Bir Sarangwal is a village in Shaheed Bhagat Singh Nagar district of Punjab State, India. It is located 11 km away from Phagwara, 16 km from Banga, 30 km from district headquarter Shaheed Bhagat Singh Nagar and 120 km from state capital Chandigarh. The village is administrated by Sarpanch an elected representative of the village.

== Demography ==
As of 2011, Bir Sarangwal has a total number of 18 houses and a population of 52 of which 31 include are males while 21 are females according to the report published by Census India in 2011. The literacy rate of Bir Sarangwal is 60.47%, higher than the state average of 75.84%. The population of children under the age of 6 years is 9 which is 17.31% of total population of Bir Sarangwal, and child sex ratio is approximately 1250 as compared to Punjab state average of 846.

Most of the people are from Schedule Caste in Bir Sarangwal. The town does not have any Schedule Tribe population so far.

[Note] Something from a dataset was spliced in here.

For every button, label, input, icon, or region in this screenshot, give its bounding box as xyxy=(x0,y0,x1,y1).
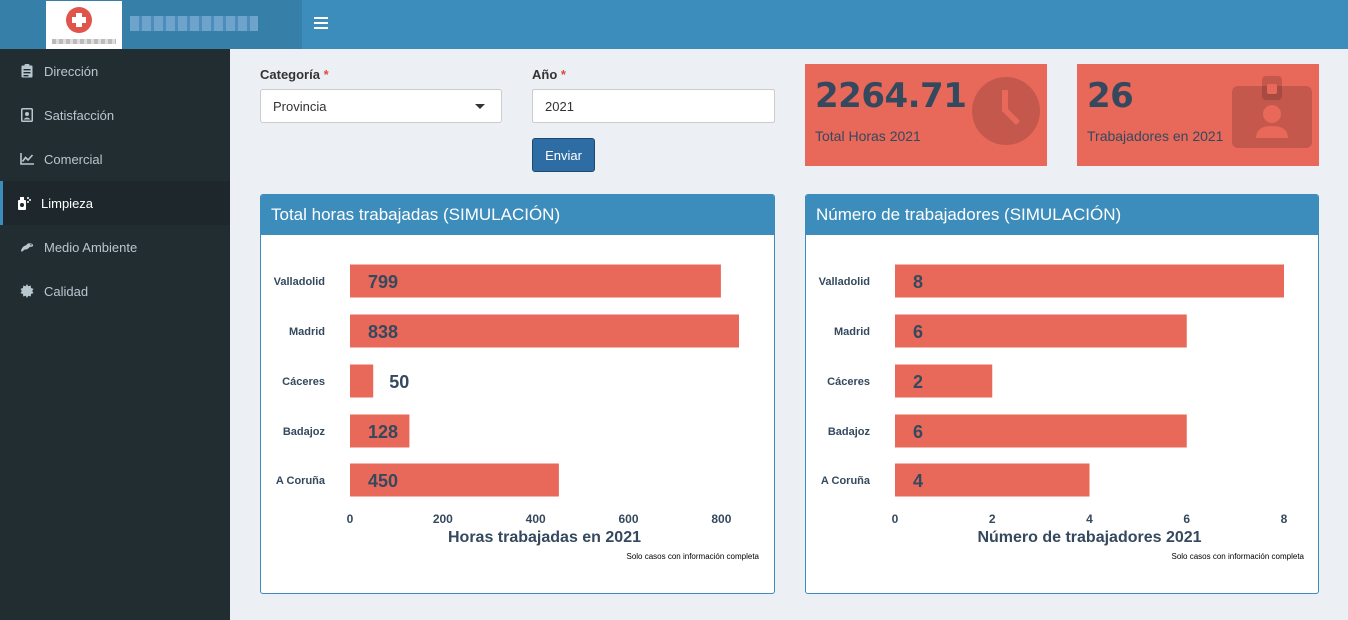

As per the report published by Census India in 2011, 26 people were engaged in work activities out of the total population of Bir Sarangwal which includes 20 males and 6 females. According to census survey report 2011, 100% workers describe their work as main work and 0% workers are involved in Marginal activity providing livelihood for less than 6 months.

== Education ==
Amardeep Singh Shergill Memorial college Mukandpur and Sikh National College Banga are the nearest colleges. Lovely Professional University is 20 km away from the village.

List of schools nearby:
- Sat Modern Public School, Mangat Dingrian
- Guru Teg Bahadur Model School, Behram
- Guru Ram Dass Public School, Cheta
- Lovely Public School, Pathlawa

== Transport ==
Banga railway station is the nearest train station however, Phagwara Junction railway station is 12 km away from the village. Sahnewal Airport is the nearest domestic airport which located 61 km away in Ludhiana and the nearest international airport is located in Chandigarh also Sri Guru Ram Dass Jee International Airport is the second nearest airport which is 128 km away in Amritsar.